Une récolte à l’aveugle
A l’aveugle, je parviens à sentir les algues par 5 mètres de fond, mais c’est un peu angoissant de ne rien y voir. J’ai l’impression qu’une main va en sortir et m’attirer au fond. Ou une créature horrible. Bref, je ne m’attarde pas, mais je comprends alors que les Tagbanua arrachent le lato sans rien y voir. Difficile de ne pas repasser deux fois au même endroit. En même temps, il est si abondant que cela ne serait pas vraiment un problème.
Quand je sors de l’eau, je suis recouverte d’un gel gluant des pieds à la pointe des cheveux. Nous remontons l’ancre qui est, évidemment, couverte d’algues, et faisons donc une petite salade improvisée sur le bateau. Puis nous suivons les Tagbanua, qui, une fois leur lourde tâche accomplie, vont débarquer leur cargaison au marché de Coron Town.
A la main, patiemment, délicatement, les hommes chargent des paniers tressés de 60 kilos de lato chacun. Les algues sont ensuite recouvertes de feuilles de bananier, pour en préserver l’humidité et les protéger de la lumière. En effet, elles se dessèchent extrêmement vite.
J’ai fait l’essai avec un petit bout d’algue oublié sur le pont du bateau. En 5 minutes, il avait littéralement fondu, il en restait un microscopique résidu. Contrairement aux algues japonaises et bretonnes comme le kombu, pas question de les faire sécher. D’après les locaux, le lato n’aime pas non plus être plongé dans l’eau douce. Il y fond.
Les grands paniers seront ensuite chargés dans des cargos et partiront pour Manille où ils prendront une valeur folle. Le marchand achète le kilo de lato aux Tagbanua pour 8 pesos. A Puerto Princesa, la capitale de la province de Palawan, les prix grimpent déjà facilement jusqu’à 100 pesos le kilo. A Manille, c’est évidemment encore plus cher.

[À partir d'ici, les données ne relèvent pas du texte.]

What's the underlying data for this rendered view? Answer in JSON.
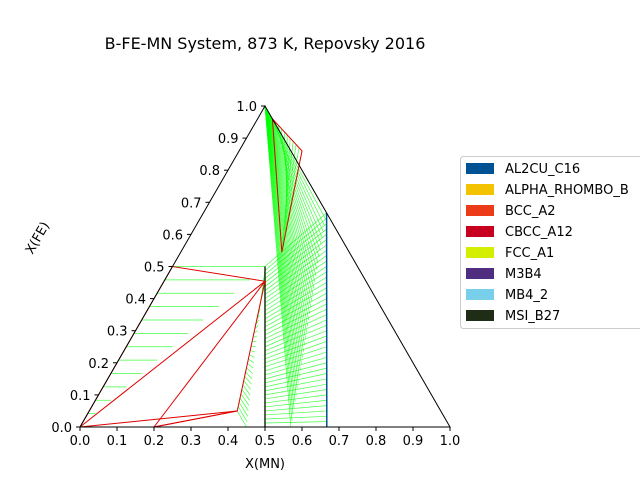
{
  "chart_data": {
    "type": "ternary-phase-diagram",
    "title": "B-FE-MN System, 873 K, Repovsky 2016",
    "xlabel": "X(MN)",
    "ylabel": "X(FE)",
    "xlim": [
      0,
      1
    ],
    "ylim": [
      0,
      1
    ],
    "x_ticks": [
      "0.0",
      "0.1",
      "0.2",
      "0.3",
      "0.4",
      "0.5",
      "0.6",
      "0.7",
      "0.8",
      "0.9",
      "1.0"
    ],
    "y_ticks": [
      "0.0",
      "0.1",
      "0.2",
      "0.3",
      "0.4",
      "0.5",
      "0.6",
      "0.7",
      "0.8",
      "0.9",
      "1.0"
    ],
    "legend_position": "right",
    "legend": [
      {
        "name": "AL2CU_C16",
        "color": "#005293"
      },
      {
        "name": "ALPHA_RHOMBO_B",
        "color": "#f4c300"
      },
      {
        "name": "BCC_A2",
        "color": "#ec3b18"
      },
      {
        "name": "CBCC_A12",
        "color": "#c8001f"
      },
      {
        "name": "FCC_A1",
        "color": "#d4ee00"
      },
      {
        "name": "M3B4",
        "color": "#4f2d7f"
      },
      {
        "name": "MB4_2",
        "color": "#78cfe9"
      },
      {
        "name": "MSI_B27",
        "color": "#1f2d17"
      }
    ],
    "tie_line_color": "#00ff00",
    "three_phase_color": "#e00000",
    "triangle": [
      [
        0,
        0
      ],
      [
        1,
        0
      ],
      [
        0,
        1
      ]
    ],
    "boundaries": [
      {
        "phase": "AL2CU_C16",
        "points": [
          [
            0.333,
            0.667
          ],
          [
            0.667,
            0.0
          ]
        ]
      },
      {
        "phase": "MSI_B27",
        "points": [
          [
            0.25,
            0.5
          ],
          [
            0.5,
            0.0
          ]
        ]
      }
    ],
    "three_phase_triangles": [
      {
        "points": [
          [
            0.0,
            0.0
          ],
          [
            0.273,
            0.454
          ],
          [
            0.0,
            0.5
          ]
        ]
      },
      {
        "points": [
          [
            0.0,
            0.0
          ],
          [
            0.2,
            0.0
          ],
          [
            0.4,
            0.05
          ]
        ]
      },
      {
        "points": [
          [
            0.2,
            0.0
          ],
          [
            0.273,
            0.454
          ],
          [
            0.4,
            0.05
          ]
        ]
      },
      {
        "points": [
          [
            0.04,
            0.96
          ],
          [
            0.17,
            0.86
          ],
          [
            0.273,
            0.545
          ]
        ]
      }
    ],
    "tie_line_regions": [
      {
        "from": [
          [
            0.0,
            0.0
          ],
          [
            0.0,
            0.5
          ]
        ],
        "to": [
          [
            0.0,
            0.0
          ],
          [
            0.25,
            0.5
          ]
        ],
        "count": 12
      },
      {
        "from": [
          [
            0.25,
            0.5
          ],
          [
            0.5,
            0.0
          ]
        ],
        "to": [
          [
            0.333,
            0.667
          ],
          [
            0.667,
            0.0
          ]
        ],
        "count": 40
      },
      {
        "from": [
          [
            0.0,
            1.0
          ],
          [
            0.0,
            1.0
          ]
        ],
        "to": [
          [
            0.333,
            0.667
          ],
          [
            0.57,
            0.0
          ]
        ],
        "count": 34
      },
      {
        "from": [
          [
            0.273,
            0.454
          ],
          [
            0.4,
            0.05
          ]
        ],
        "to": [
          [
            0.25,
            0.5
          ],
          [
            0.45,
            0.0
          ]
        ],
        "count": 30
      },
      {
        "from": [
          [
            0.04,
            0.96
          ],
          [
            0.17,
            0.86
          ]
        ],
        "to": [
          [
            0.16,
            0.82
          ],
          [
            0.265,
            0.56
          ]
        ],
        "count": 10
      },
      {
        "from": [
          [
            0.667,
            0.0
          ],
          [
            0.667,
            0.0
          ]
        ],
        "to": [
          [
            1.0,
            0.0
          ],
          [
            1.0,
            0.0
          ]
        ],
        "count": 3
      }
    ]
  }
}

Trier le lato, un travail de fourmi
Une partie du lato débarqué sera vendu localement sur le marché. Les hommes le récoltent, et le travail des femmes, c’est de le trier et de le nettoyer à la main. Les femmes Tagbanua s’affairent donc autour des paniers et des sachets qui seront vendus à Coron Town, débarrassant du bout des doigts l’algue des morceaux trop gluants ou déjà en état de décomposition. C’est long, laborieux et cracra. Mais comme le lato n’aime pas l’eau douce, pas question de le rincer.
Elles préparent ensuite de petits sacs d’1 kilo qui seront vendus 10 pesos, soit environ 15 centimes d’euros. J’en achète un, ce qui les fait rire de toutes leurs dents rouges à force de mâcher du bétel. Un petit oignon rouge, deux mini-tomates, du vinaigre de canne et un peu de sel, et je me mets en route pour préparer une jolie salade traditionnelle.

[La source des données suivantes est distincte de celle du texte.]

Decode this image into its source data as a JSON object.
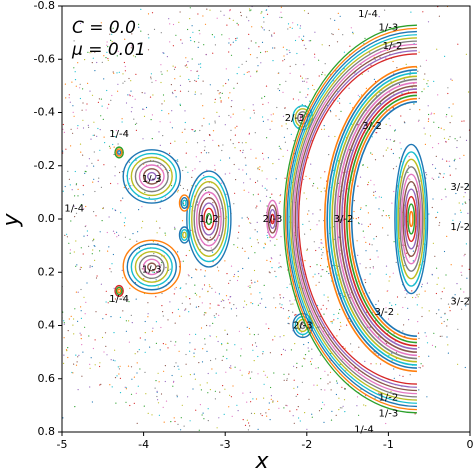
{
  "chart_data": {
    "type": "scatter",
    "xlabel": "x",
    "ylabel": "y",
    "legend_lines": [
      "C = 0.0",
      "μ = 0.01"
    ],
    "xlim": [
      -5,
      0
    ],
    "ylim": [
      0.8,
      -0.8
    ],
    "xticks": [
      -5,
      -4,
      -3,
      -2,
      -1,
      0
    ],
    "yticks": [
      -0.8,
      -0.6,
      -0.4,
      -0.2,
      {
        "value": 0,
        "label": "0.0"
      },
      0.2,
      0.4,
      0.6,
      0.8
    ],
    "annotations": [
      "1/-4",
      "1/-3",
      "1/-2",
      "2/-3",
      "1/-4",
      "1/-3",
      "3/-2",
      "3/-2",
      "1/-4",
      "1/-2",
      "2/-3",
      "3/-2",
      "1/-2",
      "1/-3",
      "1/-4",
      "3/-2",
      "3/-2",
      "2/-3",
      "1/-2",
      "1/-3",
      "1/-4"
    ]
  }
}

C’est très simple à faire. Il suffit de détacher les branches de l’algue et de les déposer dans une assiette. On y ajoute l’oignon cru et les tomates, tous coupés très fin, on arrose de vinaigre et on sale, et hop, c’est prêt. C’est croquant, rafraîchissant, iodé.
Le vinaigre maintient le lato en forme, le sel au contraire a tendance à l’attaquer. Il faut donc mieux manger sans tarder. Alors vous m’excuserez, je file, ma salade m’attend.

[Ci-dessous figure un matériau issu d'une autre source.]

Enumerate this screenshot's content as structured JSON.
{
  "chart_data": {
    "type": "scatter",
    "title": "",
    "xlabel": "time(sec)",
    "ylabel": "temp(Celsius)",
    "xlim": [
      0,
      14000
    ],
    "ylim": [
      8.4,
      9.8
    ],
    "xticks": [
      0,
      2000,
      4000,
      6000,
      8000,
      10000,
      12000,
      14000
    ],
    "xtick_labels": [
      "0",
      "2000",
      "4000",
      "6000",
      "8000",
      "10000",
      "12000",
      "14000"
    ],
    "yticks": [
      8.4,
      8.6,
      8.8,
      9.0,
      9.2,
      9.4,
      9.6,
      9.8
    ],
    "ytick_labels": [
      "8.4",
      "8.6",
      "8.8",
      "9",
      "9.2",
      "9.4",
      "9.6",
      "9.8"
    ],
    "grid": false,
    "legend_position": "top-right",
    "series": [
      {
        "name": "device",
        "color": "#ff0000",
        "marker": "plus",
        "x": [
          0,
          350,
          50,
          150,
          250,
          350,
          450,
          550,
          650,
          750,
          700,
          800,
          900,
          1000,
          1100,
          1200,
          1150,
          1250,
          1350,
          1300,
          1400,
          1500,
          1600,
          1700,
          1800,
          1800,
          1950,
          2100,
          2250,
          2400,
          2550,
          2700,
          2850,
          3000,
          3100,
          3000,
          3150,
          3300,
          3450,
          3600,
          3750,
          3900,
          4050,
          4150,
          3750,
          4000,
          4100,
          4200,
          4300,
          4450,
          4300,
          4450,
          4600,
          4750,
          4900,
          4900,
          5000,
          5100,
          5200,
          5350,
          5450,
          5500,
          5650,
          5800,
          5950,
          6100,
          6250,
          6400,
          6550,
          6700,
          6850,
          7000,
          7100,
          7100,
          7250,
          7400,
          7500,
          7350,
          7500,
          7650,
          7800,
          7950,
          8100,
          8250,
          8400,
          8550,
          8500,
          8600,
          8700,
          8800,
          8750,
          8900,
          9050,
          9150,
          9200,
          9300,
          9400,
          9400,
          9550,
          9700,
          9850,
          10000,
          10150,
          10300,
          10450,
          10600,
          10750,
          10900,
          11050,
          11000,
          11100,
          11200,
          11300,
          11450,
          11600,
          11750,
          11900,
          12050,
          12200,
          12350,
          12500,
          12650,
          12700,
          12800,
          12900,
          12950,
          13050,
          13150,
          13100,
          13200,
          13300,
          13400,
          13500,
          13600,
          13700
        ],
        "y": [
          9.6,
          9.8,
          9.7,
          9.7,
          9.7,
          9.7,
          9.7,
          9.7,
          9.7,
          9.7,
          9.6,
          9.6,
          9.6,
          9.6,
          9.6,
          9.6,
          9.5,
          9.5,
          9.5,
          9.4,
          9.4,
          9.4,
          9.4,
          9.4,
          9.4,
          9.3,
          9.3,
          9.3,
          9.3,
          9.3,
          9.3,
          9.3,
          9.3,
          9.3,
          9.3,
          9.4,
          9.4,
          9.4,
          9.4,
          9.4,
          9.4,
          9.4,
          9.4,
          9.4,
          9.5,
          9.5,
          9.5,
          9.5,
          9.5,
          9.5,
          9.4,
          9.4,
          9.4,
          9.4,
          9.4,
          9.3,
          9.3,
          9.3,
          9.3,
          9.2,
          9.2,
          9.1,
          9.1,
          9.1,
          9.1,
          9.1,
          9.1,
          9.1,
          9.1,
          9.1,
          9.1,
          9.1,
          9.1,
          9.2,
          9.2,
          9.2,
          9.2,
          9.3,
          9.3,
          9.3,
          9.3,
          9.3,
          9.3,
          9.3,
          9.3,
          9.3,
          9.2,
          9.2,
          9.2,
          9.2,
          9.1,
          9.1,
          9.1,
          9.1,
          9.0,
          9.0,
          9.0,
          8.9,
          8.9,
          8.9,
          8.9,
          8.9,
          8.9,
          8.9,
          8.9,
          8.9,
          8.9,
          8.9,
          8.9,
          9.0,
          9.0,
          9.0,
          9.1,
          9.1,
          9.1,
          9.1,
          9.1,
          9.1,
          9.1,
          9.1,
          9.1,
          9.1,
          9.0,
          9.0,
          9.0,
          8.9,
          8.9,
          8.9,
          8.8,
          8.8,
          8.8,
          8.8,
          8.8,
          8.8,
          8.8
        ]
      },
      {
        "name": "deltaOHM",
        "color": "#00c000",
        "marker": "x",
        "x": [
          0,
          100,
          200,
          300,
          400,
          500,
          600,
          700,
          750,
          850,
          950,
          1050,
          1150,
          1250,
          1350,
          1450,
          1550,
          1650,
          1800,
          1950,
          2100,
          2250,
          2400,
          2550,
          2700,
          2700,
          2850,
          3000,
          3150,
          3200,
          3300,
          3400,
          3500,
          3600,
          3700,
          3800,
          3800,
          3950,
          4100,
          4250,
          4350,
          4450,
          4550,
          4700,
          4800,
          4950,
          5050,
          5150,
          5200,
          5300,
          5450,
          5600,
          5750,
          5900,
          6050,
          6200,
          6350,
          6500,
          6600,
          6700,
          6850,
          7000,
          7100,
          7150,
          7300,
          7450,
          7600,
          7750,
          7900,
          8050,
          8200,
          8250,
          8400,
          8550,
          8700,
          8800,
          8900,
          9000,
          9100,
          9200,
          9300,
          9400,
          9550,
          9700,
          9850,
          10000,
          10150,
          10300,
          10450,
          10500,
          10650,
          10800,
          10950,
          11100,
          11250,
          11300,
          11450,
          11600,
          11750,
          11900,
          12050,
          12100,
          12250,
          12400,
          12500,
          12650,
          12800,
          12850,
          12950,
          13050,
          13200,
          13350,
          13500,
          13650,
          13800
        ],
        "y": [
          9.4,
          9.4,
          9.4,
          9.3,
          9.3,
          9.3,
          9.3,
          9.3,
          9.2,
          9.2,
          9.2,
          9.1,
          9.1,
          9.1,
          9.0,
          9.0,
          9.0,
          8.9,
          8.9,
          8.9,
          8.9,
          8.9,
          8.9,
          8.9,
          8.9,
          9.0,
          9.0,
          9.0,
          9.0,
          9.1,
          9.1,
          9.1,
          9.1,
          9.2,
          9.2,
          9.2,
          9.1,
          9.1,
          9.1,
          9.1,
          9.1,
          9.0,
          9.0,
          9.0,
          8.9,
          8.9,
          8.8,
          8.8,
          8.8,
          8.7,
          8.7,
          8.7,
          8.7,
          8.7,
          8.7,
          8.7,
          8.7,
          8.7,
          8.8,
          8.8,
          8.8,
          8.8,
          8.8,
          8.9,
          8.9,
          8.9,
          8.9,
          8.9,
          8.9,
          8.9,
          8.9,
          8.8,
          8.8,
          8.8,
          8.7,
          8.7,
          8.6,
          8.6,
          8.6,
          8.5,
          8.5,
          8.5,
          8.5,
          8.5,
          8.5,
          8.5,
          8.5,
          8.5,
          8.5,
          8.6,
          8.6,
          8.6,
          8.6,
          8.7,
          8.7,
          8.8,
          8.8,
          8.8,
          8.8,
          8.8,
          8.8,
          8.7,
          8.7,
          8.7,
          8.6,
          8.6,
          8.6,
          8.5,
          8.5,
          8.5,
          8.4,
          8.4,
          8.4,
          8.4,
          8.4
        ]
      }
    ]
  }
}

Ça n’a pas l’air mauvais vu comme ça, mais l’idée de plonger dans un bain de gelée… Moyen moyen !
C’est délicieux, ce sont de petites perles légèrement croquantes remplis de mer.
A Sumbawa, en Indonesie, j’en ai recolte une poignee a marée très basse, loin de la plage. Les locaux m’ont prépare une salade avec : noix de coco rapee, oignons rouges, piment, arrose de citron vert.